The number of new cases of hepatocellular carcinoma in the United States tripled in the past three decades, with Latinos and African-Americans experiencing the largest increase in incidence. Prior research has suggested that diabetes may be a risk factor for hepatocellular carcinoma, and its increasing incidence may be contributing to the rising rate of hepatocellular carcinoma.

“People with diabetes should be aware that their condition is associated with a higher risk of developing hepatocellular carcinoma,” Setiawan said. “Maintaining a healthy weight, managing their diabetes, preventing and treating hepatitis infection, and limiting alcohol and tobacco use should be in their priority to-do list.”

In addition, Setiawan said that public health efforts encouraging obesity/diabetes prevention and effective diabetes management should be directed at high-risk populations.

Setiawan and colleagues examined if the association between diabetes and hepatocellular carcinoma differed by race/ethnic group. They analyzed data from more than 150,000 people enrolled in the Multiethnic Cohort Study between 1993 and 1996. During the study follow-up period of about 15 years, 506 cases of hepatocellular carcinoma were reported: 59 cases in non-Hispanic whites, 81 in African-Americans, 33 in Hawaiians, 158 in Japanese-Americans, and 175 in Latinos.

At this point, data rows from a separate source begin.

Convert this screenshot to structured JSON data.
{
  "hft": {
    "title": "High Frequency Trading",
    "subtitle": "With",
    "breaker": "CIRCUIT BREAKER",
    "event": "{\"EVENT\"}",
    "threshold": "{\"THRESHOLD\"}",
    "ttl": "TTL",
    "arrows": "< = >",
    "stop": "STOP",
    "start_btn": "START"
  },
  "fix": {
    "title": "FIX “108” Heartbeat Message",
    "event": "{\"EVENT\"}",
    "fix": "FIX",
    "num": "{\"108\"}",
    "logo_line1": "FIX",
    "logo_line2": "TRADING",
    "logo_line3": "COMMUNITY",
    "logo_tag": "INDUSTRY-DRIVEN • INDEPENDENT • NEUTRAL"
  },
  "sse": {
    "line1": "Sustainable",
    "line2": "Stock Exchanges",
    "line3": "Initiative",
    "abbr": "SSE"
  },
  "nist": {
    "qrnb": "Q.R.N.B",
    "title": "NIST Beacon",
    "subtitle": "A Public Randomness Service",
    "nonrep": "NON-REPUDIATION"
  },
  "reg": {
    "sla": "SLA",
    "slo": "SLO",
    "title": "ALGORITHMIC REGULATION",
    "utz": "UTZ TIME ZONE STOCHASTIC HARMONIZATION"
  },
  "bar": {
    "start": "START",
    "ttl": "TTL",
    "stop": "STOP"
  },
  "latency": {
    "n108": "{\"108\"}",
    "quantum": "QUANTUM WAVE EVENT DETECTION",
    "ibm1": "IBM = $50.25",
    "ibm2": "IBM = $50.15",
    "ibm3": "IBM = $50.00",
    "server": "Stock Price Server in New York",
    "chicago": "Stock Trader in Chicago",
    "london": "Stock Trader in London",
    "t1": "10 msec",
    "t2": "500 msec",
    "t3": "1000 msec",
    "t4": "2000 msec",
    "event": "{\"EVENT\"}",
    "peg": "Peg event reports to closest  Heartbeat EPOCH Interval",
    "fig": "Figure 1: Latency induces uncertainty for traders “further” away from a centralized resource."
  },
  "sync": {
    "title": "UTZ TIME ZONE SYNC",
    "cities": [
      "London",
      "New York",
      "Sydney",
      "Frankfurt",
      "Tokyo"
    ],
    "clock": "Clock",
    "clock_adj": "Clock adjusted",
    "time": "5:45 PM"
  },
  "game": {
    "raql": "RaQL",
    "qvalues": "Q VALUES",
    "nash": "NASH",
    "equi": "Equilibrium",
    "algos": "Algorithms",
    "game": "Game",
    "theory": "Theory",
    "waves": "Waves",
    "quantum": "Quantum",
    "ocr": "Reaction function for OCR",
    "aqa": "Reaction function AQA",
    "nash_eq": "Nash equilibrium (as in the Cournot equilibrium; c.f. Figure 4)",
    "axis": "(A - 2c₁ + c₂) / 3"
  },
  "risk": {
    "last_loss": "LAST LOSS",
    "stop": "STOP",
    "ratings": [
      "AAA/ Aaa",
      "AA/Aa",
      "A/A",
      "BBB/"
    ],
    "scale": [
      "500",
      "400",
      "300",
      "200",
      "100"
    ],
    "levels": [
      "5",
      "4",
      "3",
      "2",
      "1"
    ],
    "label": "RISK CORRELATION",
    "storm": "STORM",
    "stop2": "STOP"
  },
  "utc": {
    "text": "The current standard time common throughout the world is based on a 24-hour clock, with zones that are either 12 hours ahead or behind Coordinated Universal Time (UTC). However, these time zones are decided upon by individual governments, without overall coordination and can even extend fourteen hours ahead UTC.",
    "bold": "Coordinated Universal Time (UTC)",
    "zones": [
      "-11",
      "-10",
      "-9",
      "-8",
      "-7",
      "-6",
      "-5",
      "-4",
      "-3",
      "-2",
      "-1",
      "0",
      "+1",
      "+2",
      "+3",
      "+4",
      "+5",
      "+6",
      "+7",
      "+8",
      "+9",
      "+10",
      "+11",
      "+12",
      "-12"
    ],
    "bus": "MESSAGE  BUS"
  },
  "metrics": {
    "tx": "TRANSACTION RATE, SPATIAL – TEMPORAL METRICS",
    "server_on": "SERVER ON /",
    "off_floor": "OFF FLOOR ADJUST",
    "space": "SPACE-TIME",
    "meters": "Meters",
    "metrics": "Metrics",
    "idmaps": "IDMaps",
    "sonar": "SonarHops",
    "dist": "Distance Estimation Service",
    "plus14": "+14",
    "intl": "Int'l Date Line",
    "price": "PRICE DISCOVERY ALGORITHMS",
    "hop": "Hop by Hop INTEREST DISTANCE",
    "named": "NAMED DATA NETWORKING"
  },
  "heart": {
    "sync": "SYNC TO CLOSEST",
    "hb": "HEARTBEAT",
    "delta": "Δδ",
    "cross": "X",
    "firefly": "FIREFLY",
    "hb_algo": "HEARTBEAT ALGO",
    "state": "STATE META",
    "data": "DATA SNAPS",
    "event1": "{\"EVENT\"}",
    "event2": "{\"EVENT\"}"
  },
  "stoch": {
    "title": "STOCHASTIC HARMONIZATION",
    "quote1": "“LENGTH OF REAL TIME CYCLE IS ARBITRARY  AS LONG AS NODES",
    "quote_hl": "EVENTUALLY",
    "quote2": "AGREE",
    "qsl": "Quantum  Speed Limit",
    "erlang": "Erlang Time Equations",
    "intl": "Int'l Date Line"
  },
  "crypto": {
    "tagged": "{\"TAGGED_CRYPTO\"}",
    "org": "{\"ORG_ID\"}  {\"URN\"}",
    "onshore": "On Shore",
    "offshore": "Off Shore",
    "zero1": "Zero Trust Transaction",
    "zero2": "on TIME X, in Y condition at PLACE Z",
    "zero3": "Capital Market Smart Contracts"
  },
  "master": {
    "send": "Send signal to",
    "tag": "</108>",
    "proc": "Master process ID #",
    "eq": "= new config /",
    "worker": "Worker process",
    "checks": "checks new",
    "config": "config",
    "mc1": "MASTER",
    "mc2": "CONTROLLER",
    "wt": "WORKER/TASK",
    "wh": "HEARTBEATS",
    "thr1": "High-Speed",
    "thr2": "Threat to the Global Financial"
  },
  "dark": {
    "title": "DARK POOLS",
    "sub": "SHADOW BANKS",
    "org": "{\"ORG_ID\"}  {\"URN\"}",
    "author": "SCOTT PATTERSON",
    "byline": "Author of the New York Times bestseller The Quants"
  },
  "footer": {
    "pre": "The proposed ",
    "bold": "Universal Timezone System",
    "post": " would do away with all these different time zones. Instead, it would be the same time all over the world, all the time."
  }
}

Compared with non-Hispanic whites, Latinos had 2.77 times the risk for being diagnosed with hepatocellular carcinoma, the highest risk identified. Native Hawaiians had 2.48 times the risk; African-Americans, 2.16; and Japanese-Americans, 2.07.

The prevalence of diabetes was consistent with that of hepatocellular carcinoma. Sixteen percent of Hawaiians, 15 percent of Latinos and African-Americans, 10 percent of Japanese-Americans, and 6 percent of non-Hispanic whites had diabetes. Compared with those without diabetes, Latinos with diabetes had 3.3-fold higher risk for hepatocellular carcinoma; Hawaiians, 2.33-fold higher risk; Japanese-Americans, 2.02-fold higher risk; African-Americans, 2.02-fold higher risk; and non-Hispanic whites had 2.17-fold higher risk.

Hepatocellular carcinoma was attributed to diabetes in 26 percent of cases in Latinos, 20 percent of Hawaiians, 13 percent of African-Americans, 12 percent of Japanese-Americans, and 6 percent of non-Hispanic whites, the researchers estimated. According to Setiawan, eliminating diabetes could potentially reduce hepatocellular carcinoma incidence in all racial/ethnic groups, with the largest potential reduction possible in Latinos.

This study was funded by the National Cancer Institute. Setiawan has declared no conflicts of interest.